Step 1/8
- 1 tbsp cumin seed
- 1 tbsp allspice berry
- 1 tsp black peppercorn
Heat a frying pan over a medium heat and add the cumin seeds, allspice and peppercorns
Step 2/8
Toast for 2-3 minutes until fragrant. Tip into a mortar and grind to a powder with a pestle.
Step 3/8
- 1 onion
- 10 cloves garlic
- 2 tbsp Achiote paste
- 2 Scotch bonnet peppers
- 4 allspice berries
- 3 limes
Put the onion, garlic, achiote paste, scotch bonnet and 1 tsp sea salt into a food processor, along with the toasted spices, and whizz to a paste.

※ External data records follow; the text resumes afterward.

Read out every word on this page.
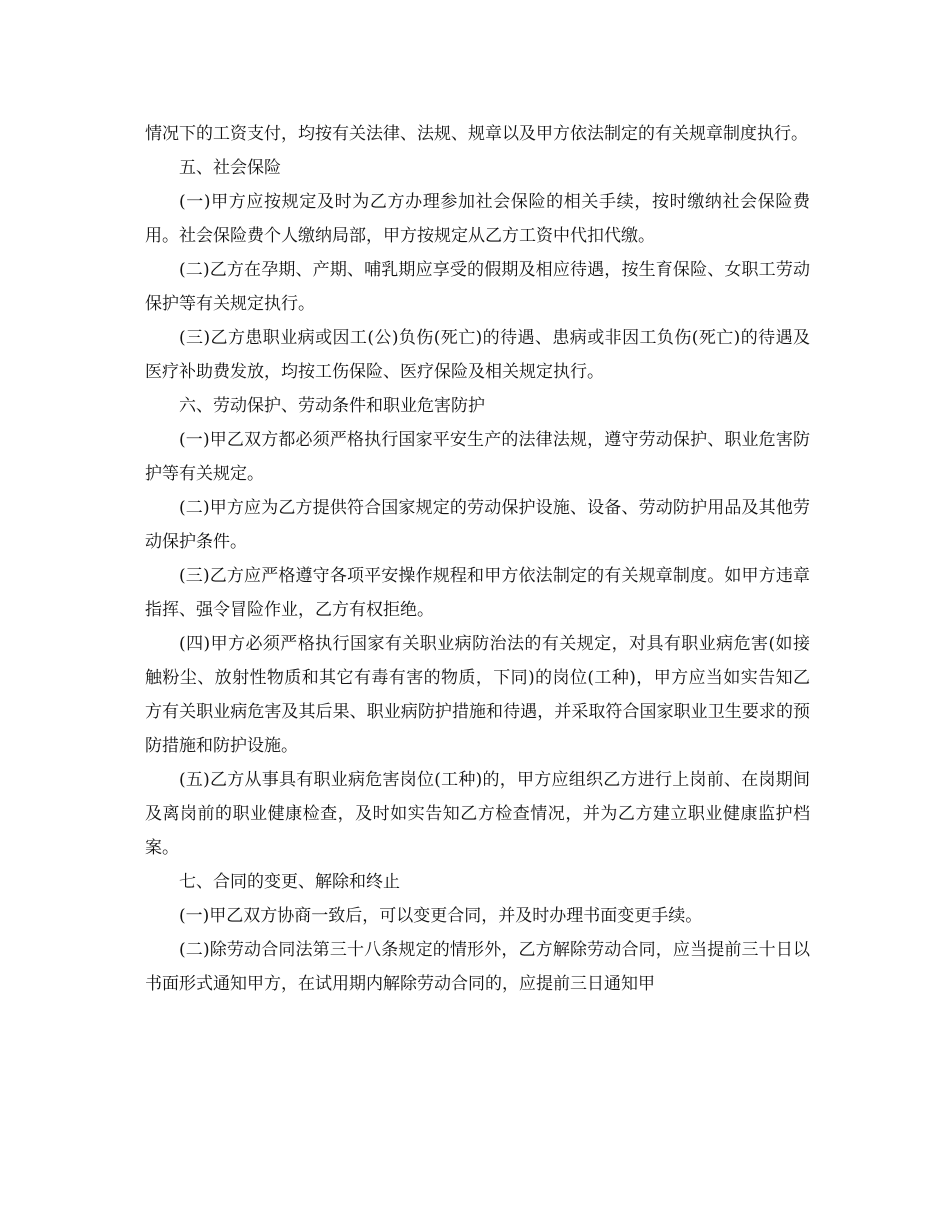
情况下的工资支付，均按有关法律、法规、规章以及甲方依法制定的有关规章制度执行。

五、社会保险

(一)甲方应按规定及时为乙方办理参加社会保险的相关手续，按时缴纳社会保险费用。社会保险费个人缴纳局部，甲方按规定从乙方工资中代扣代缴。

(二)乙方在孕期、产期、哺乳期应享受的假期及相应待遇，按生育保险、女职工劳动保护等有关规定执行。

(三)乙方患职业病或因工(公)负伤(死亡)的待遇、患病或非因工负伤(死亡)的待遇及医疗补助费发放，均按工伤保险、医疗保险及相关规定执行。

六、劳动保护、劳动条件和职业危害防护

(一)甲乙双方都必须严格执行国家平安生产的法律法规，遵守劳动保护、职业危害防护等有关规定。

(二)甲方应为乙方提供符合国家规定的劳动保护设施、设备、劳动防护用品及其他劳动保护条件。

(三)乙方应严格遵守各项平安操作规程和甲方依法制定的有关规章制度。如甲方违章指挥、强令冒险作业，乙方有权拒绝。

(四)甲方必须严格执行国家有关职业病防治法的有关规定，对具有职业病危害(如接触粉尘、放射性物质和其它有毒有害的物质，下同)的岗位(工种)，甲方应当如实告知乙方有关职业病危害及其后果、职业病防护措施和待遇，并采取符合国家职业卫生要求的预防措施和防护设施。

(五)乙方从事具有职业病危害岗位(工种)的，甲方应组织乙方进行上岗前、在岗期间及离岗前的职业健康检查，及时如实告知乙方检查情况，并为乙方建立职业健康监护档案。

七、合同的变更、解除和终止

(一)甲乙双方协商一致后，可以变更合同，并及时办理书面变更手续。

(二)除劳动合同法第三十八条规定的情形外，乙方解除劳动合同，应当提前三十日以书面形式通知甲方，在试用期内解除劳动合同的，应提前三日通知甲
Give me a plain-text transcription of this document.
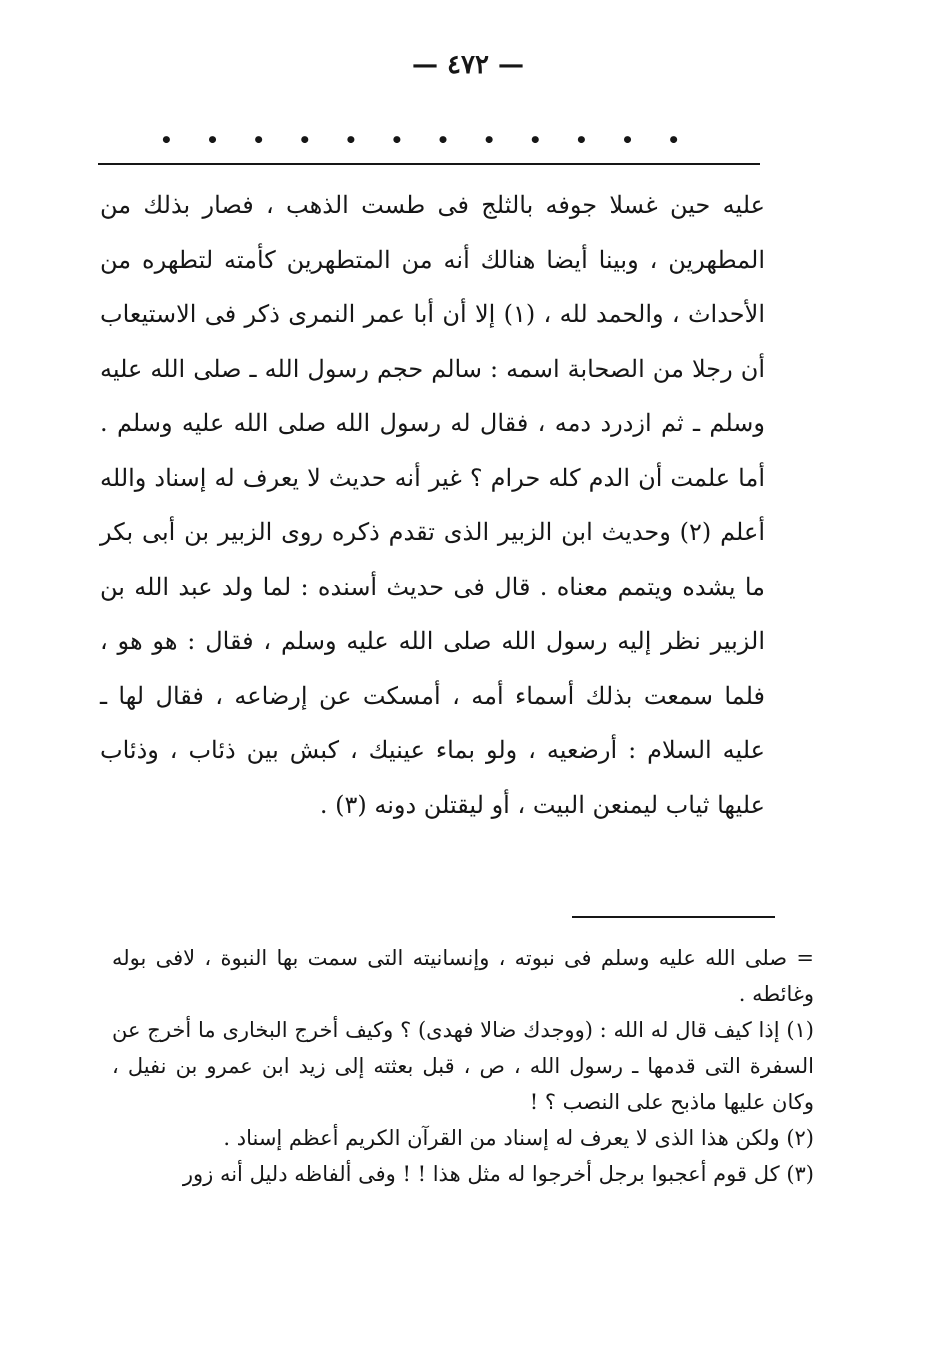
— ٤٧٢ —
•
•
•
•
•
•
•
•
•
•
•
•

عليه حين غسلا جوفه بالثلج فى طست الذهب ، فصار بذلك من المطهرين ، وبينا أيضا هنالك أنه من المتطهرين كأمته لتطهره من الأحداث ، والحمد لله ، (١) إلا أن أبا عمر النمرى ذكر فى الاستيعاب أن رجلا من الصحابة اسمه : سالم حجم رسول الله ـ صلى الله عليه وسلم ـ ثم ازدرد دمه ، فقال له رسول الله صلى الله عليه وسلم . أما علمت أن الدم كله حرام ؟ غير أنه حديث لا يعرف له إسناد والله أعلم (٢) وحديث ابن الزبير الذى تقدم ذكره روى الزبير بن أبى بكر ما يشده ويتمم معناه . قال فى حديث أسنده : لما ولد عبد الله بن الزبير نظر إليه رسول الله صلى الله عليه وسلم ، فقال : هو هو ، فلما سمعت بذلك أسماء أمه ، أمسكت عن إرضاعه ، فقال لها ـ عليه السلام : أرضعيه ، ولو بماء عينيك ، كبش بين ذئاب ، وذئاب عليها ثياب ليمنعن البيت ، أو ليقتلن دونه (٣) .

= صلى الله عليه وسلم فى نبوته ، وإنسانيته التى سمت بها النبوة ، لافى بوله وغائطه .

(١) إذا كيف قال له الله : (ووجدك ضالا فهدى) ؟ وكيف أخرج البخارى ما أخرج عن السفرة التى قدمها ـ رسول الله ، ص ، قبل بعثته إلى زيد ابن عمرو بن نفيل ، وكان عليها ماذبح على النصب ؟ !

(٢) ولكن هذا الذى لا يعرف له إسناد من القرآن الكريم أعظم إسناد .

(٣) كل قوم أعجبوا برجل أخرجوا له مثل هذا ! ! وفى ألفاظه دليل أنه زور
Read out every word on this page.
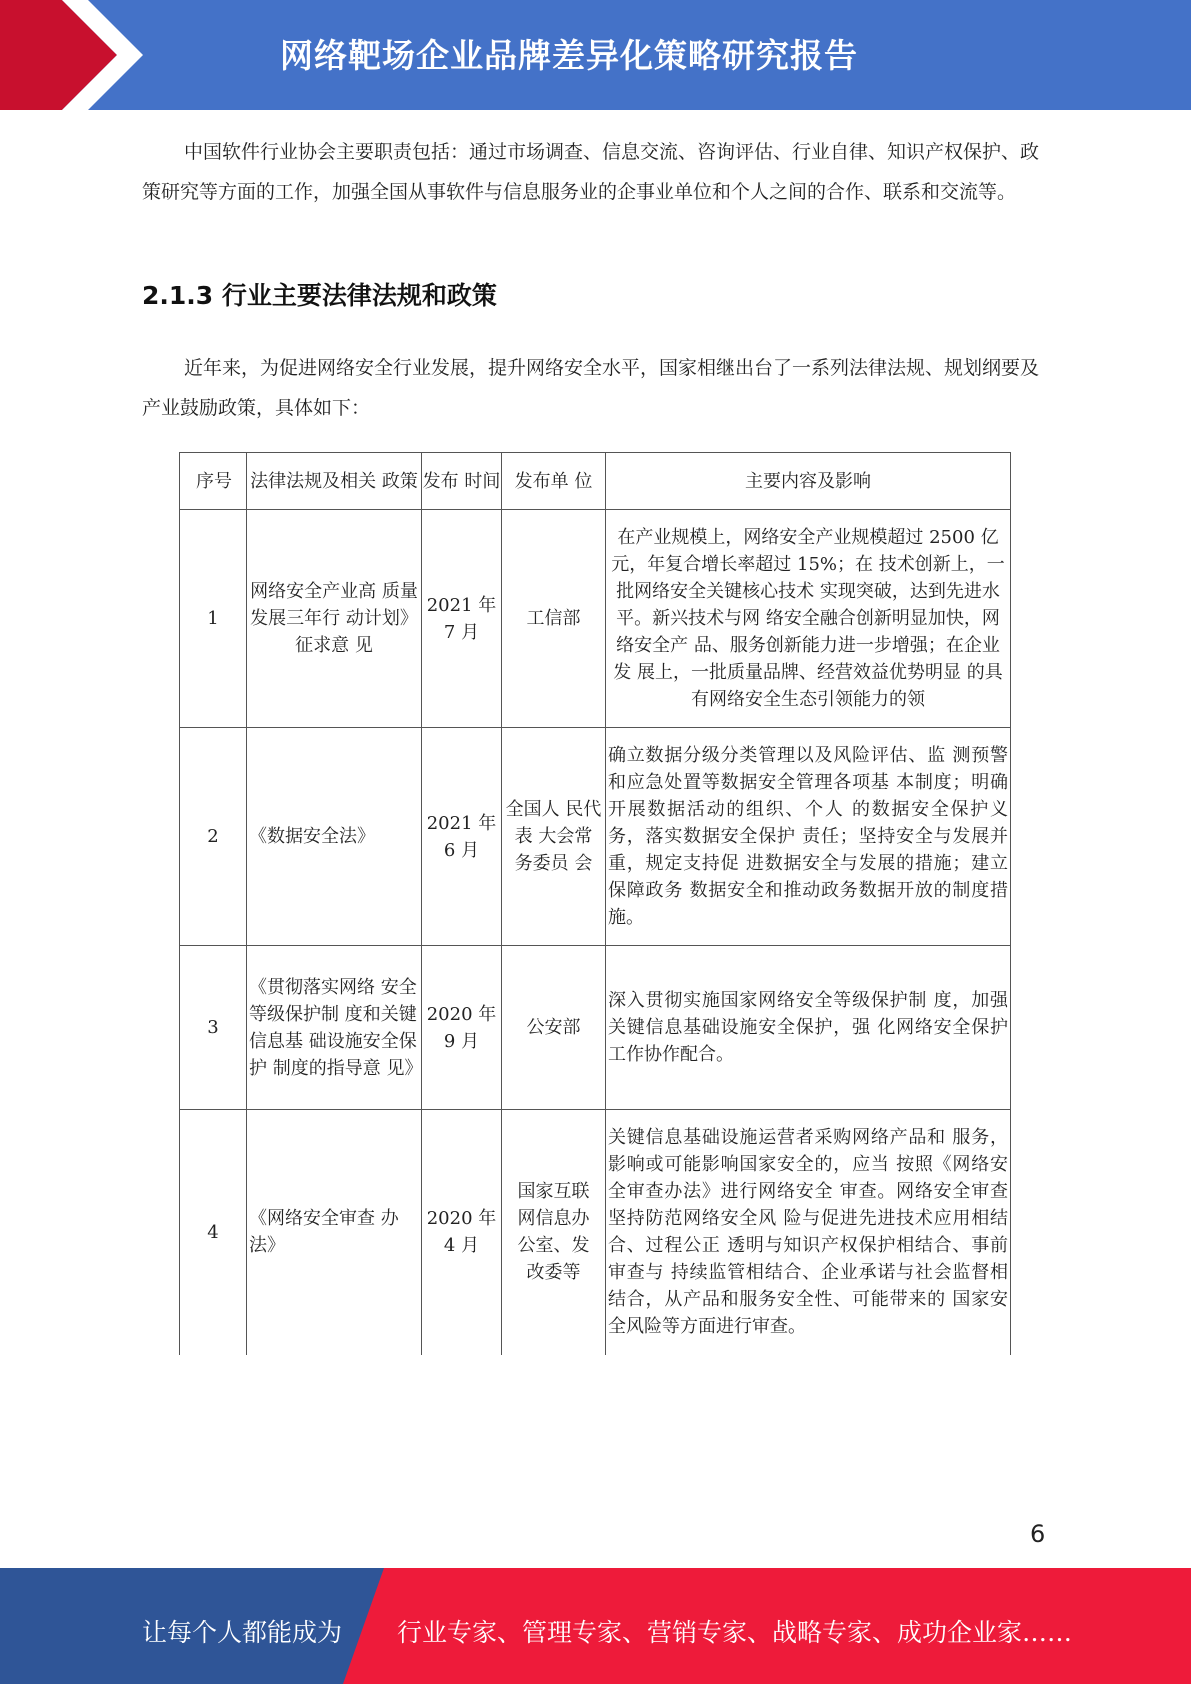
网络靶场企业品牌差异化策略研究报告

中国软件行业协会主要职责包括：通过市场调查、信息交流、咨询评估、行业自律、知识产权保护、政策研究等方面的工作，加强全国从事软件与信息服务业的企事业单位和个人之间的合作、联系和交流等。

2.1.3 行业主要法律法规和政策

近年来，为促进网络安全行业发展，提升网络安全水平，国家相继出台了一系列法律法规、规划纲要及产业鼓励政策，具体如下：

序号	法律法规及相关 政策	发布 时间	发布单 位	主要内容及影响
1	网络安全产业高 质量发展三年行 动计划》征求意 见	2021 年 7 月	工信部	在产业规模上，网络安全产业规模超过 2500 亿元，年复合增长率超过 15%；在 技术创新上，一批网络安全关键核心技术 实现突破，达到先进水平。新兴技术与网 络安全融合创新明显加快，网络安全产 品、服务创新能力进一步增强；在企业发 展上，一批质量品牌、经营效益优势明显 的具有网络安全生态引领能力的领
2	《数据安全法》	2021 年 6 月	全国人 民代表 大会常 务委员 会	确立数据分级分类管理以及风险评估、监 测预警和应急处置等数据安全管理各项基 本制度；明确开展数据活动的组织、个人 的数据安全保护义务，落实数据安全保护 责任；坚持安全与发展并重，规定支持促 进数据安全与发展的措施；建立保障政务 数据安全和推动政务数据开放的制度措 施。
3	《贯彻落实网络 安全等级保护制 度和关键信息基 础设施安全保护 制度的指导意 见》	2020 年 9 月	公安部	深入贯彻实施国家网络安全等级保护制 度，加强关键信息基础设施安全保护，强 化网络安全保护工作协作配合。
4	《网络安全审查 办法》	2020 年 4 月	国家互联网信息办公室、发改委等	关键信息基础设施运营者采购网络产品和 服务，影响或可能影响国家安全的，应当 按照《网络安全审查办法》进行网络安全 审查。网络安全审查坚持防范网络安全风 险与促进先进技术应用相结合、过程公正 透明与知识产权保护相结合、事前审查与 持续监管相结合、企业承诺与社会监督相 结合，从产品和服务安全性、可能带来的 国家安全风险等方面进行审查。
6
让每个人都能成为 行业专家、管理专家、营销专家、战略专家、成功企业家……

Add the orange and lime juice and whizz again.
Step 4/8
- 4 bay leaves
- 1600 g pork shoulder
Cut the pork into 3-inch cubes and put into a bowl, pour over the marinade, tear in the bay leaves, mix well and chill for at least 4 hours, but preferably overnight.
Step 5/8
- 1 Red chili
- 1 red onion
- 2 tbsp red wine vinegar
Toss the chilli, sliced red onion and red wine vinegar with a little salt and leave for 1 hour, tossing every now and again.
Step 6/8
- ovenproof pot
- aluminum foil
Heat the oven to 170C/fan 150C/gas 3. Tip the pork and marinade into a large ovenproof pot, cover with a double layer of foil and a lid, and cook for 2 hours.
Step 7/8
Remove the lid and foil and cook for a further hour or until the meat is falling apart and the sauce has thickened.
Step 8/8
- tortilla (for serving)
- cilantro (for serving)
Shred the pork into its sauce, and serve with tortillas, pink onions and sprigs of coriander.